Maria piange, esprime tutto il suo strazio ai due discepoli: “Hanno portato via il mio Signore e non so
dove l’hanno posto”. È un urlo disperato, lancinante, il suo: è sconvolta, le
hanno rubato anche il corpo della persona più cara che aveva.
C’è da
capirla: anche noi, quando la morte ci strappa un nostro famigliare, un nostro figlio,
qualcuno che amiamo profondamente, sentiamo dentro il cuore uno strappo
violento, una lacerazione, una frattura tremenda; la vita si è fermata, non è
più come prima. C’è però in lei un grosso handicap: che considerava Gesù come sua
proprietà esclusiva: Gesù era “suo”, era il “suo” Signore, punto. Dipendeva da
Lui in tutto; continuare a vivere senza di Lui, non avrebbe avuto più alcun
senso.
È un
handicap molto comune quello di considerare i nostri cari come se ci
appartenessero, come se la loro vita fosse una nostra “esclusiva”. Ma nessuno è
“nostro”, nessuno ci appartiene. Si tratta di una valutazione errata, cui
dobbiamo porre rimedio. È giusto e doveroso amare i nostri cari: ammiriamoli,
siamone orgogliosi, ma non soffochiamoli con le nostre gelosie, con le nostre
eccessive attenzioni. Guardiamoli, viviamo con loro, ma non possediamoli. Guardiamoli,
riserviamo loro tutto il nostro amore, senza pretendere in cambio nulla “di
magico”. Guardiamoli e condividiamo tutto con loro, ma non fagocitiamo la loro vita.

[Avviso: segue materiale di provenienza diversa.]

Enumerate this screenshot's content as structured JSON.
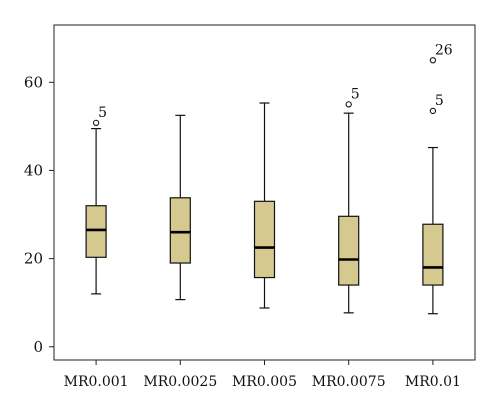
{
  "chart_data": {
    "type": "boxplot",
    "title": "",
    "xlabel": "",
    "ylabel": "",
    "ylim": [
      -3,
      73
    ],
    "yticks": [
      0,
      20,
      40,
      60
    ],
    "grid": false,
    "box_color": "#d6c98f",
    "categories": [
      "MR0.001",
      "MR0.0025",
      "MR0.005",
      "MR0.0075",
      "MR0.01"
    ],
    "boxes": [
      {
        "whisker_low": 12.0,
        "q1": 20.3,
        "median": 26.5,
        "q3": 32.0,
        "whisker_high": 49.5,
        "outliers": [
          {
            "value": 50.8,
            "label": "5"
          }
        ]
      },
      {
        "whisker_low": 10.7,
        "q1": 19.0,
        "median": 26.0,
        "q3": 33.8,
        "whisker_high": 52.5,
        "outliers": []
      },
      {
        "whisker_low": 8.8,
        "q1": 15.7,
        "median": 22.5,
        "q3": 33.0,
        "whisker_high": 55.3,
        "outliers": []
      },
      {
        "whisker_low": 7.7,
        "q1": 14.0,
        "median": 19.8,
        "q3": 29.6,
        "whisker_high": 53.0,
        "outliers": [
          {
            "value": 55.0,
            "label": "5"
          }
        ]
      },
      {
        "whisker_low": 7.5,
        "q1": 14.0,
        "median": 18.0,
        "q3": 27.8,
        "whisker_high": 45.2,
        "outliers": [
          {
            "value": 53.5,
            "label": "5"
          },
          {
            "value": 65.0,
            "label": "26"
          }
        ]
      }
    ]
  }
}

Guardiamoli e uniamoci profondamente a loro, ma senza succhiare la loro
identità. Guardiamoli, cantiamo con loro, facciamo festa, esultiamo per i loro
successi: ma non dimentichiamo mai che nella vita ognuno ha la sua strada: e quella
che dobbiamo percorrere noi è decisamente diversa dalla loro.
Giovanni
oggi ci fa capire che rimanere troppo legati alle persone, al passato, a ciò
che è stato, equivale morire, significa “morte”, significa “immobilismo”,
significa rinunciare ad andare avanti. Se ci fermiamo a guardare indietro, è
chiaro che non andremo mai avanti. E allora, non attacchiamoci a nulla: non
alle persone, non alle cose, non ai nostri problemi, non ai nostri crucci: anche
se siamo arrabbiati per la perdita di una persona cara, per aver perso il
lavoro; se ci brucia l’essere stati offesi in pubblico, se ci sentiamo umiliati
per essere stati definiti degli incapaci dai nostri superiori, se ci sentiamo
dimenticati perché le nostre richieste vengono accantonate, non tratteniamo
nulla: perdoniamo, lasciamo andare, non rimaniamo schiavi del passato, di ciò
che non c’è più, di ciò che non possiamo cambiare: perché ciò che è stato, è
stato; ciò che è successo, è successo! Viviamo da uomini liberi, non facciamoci
imprigionare dai legami mortali, passeggeri; viviamo e lasciamoci sedurre solo da
ciò che è eterno: siamo figli della Vita, stiamo con la Vita, viviamo la Vita.
Così
pure: la morte ci strappa una persona cara? Non disperiamoci, lasciamo correre:
che non vuol dire rimanere apatici, dimostrare disinteresse, indifferenza: è
certamente giusto piangere il nostro lutto, ma mettiamoci con umiltà nelle mani
di Dio, accettiamo la sua volontà, lasciamo che il dolore, l’angoscia, la
sofferenza, la disperazione facciano il loro corso, impariamo giorno dopo
giorno a vivere nello Spirito, il Consolatore per eccellenza: e avvertiremo
chiaramente la presenza dentro di noi di chi ci ha lasciati. Perché la morte in
Cristo diventa vita!
Ci
accorgiamo di essere interiormente vuoti, insoddisfatti, delusi? I nostri
ideali, le nostre scelte di vita, fatte una volta con tanto entusiasmo, si sono
rivelate fallimentari? Ci sentiamo soffocare dall’incalzare degli eventi? Non
abbiamo saputo mettere nelle mani di Dio la perdita di quello che avevamo di
più caro? Apriamo la finestra della nostra anima, liberiamoci di tutto ciò che materialmente
ancora ci turba, ci crea malessere: se vogliamo “vivere” dobbiamo affrontare la
morte, il distacco da tutto quanto in noi è temporaneo, transitorio, effimero. La
vita non è sufficientemente vita, se non siamo disponibili a queste perdite, a questi
tagli, a queste separazioni. È la grande verità della Pasqua: per risorgere,
dobbiamo prima accettare di morire a noi stessi, al nostro egoismo, al nostro
orgoglio, al nostro mondo. È sradicando il nostro cuore “malato” che torneremo a
vivere. All’inizio sarà dura; ma poi torneremo a sentire nuovamente la bellezza
e il sapore della vera Vita. È questa la nostra risurrezione. Amen.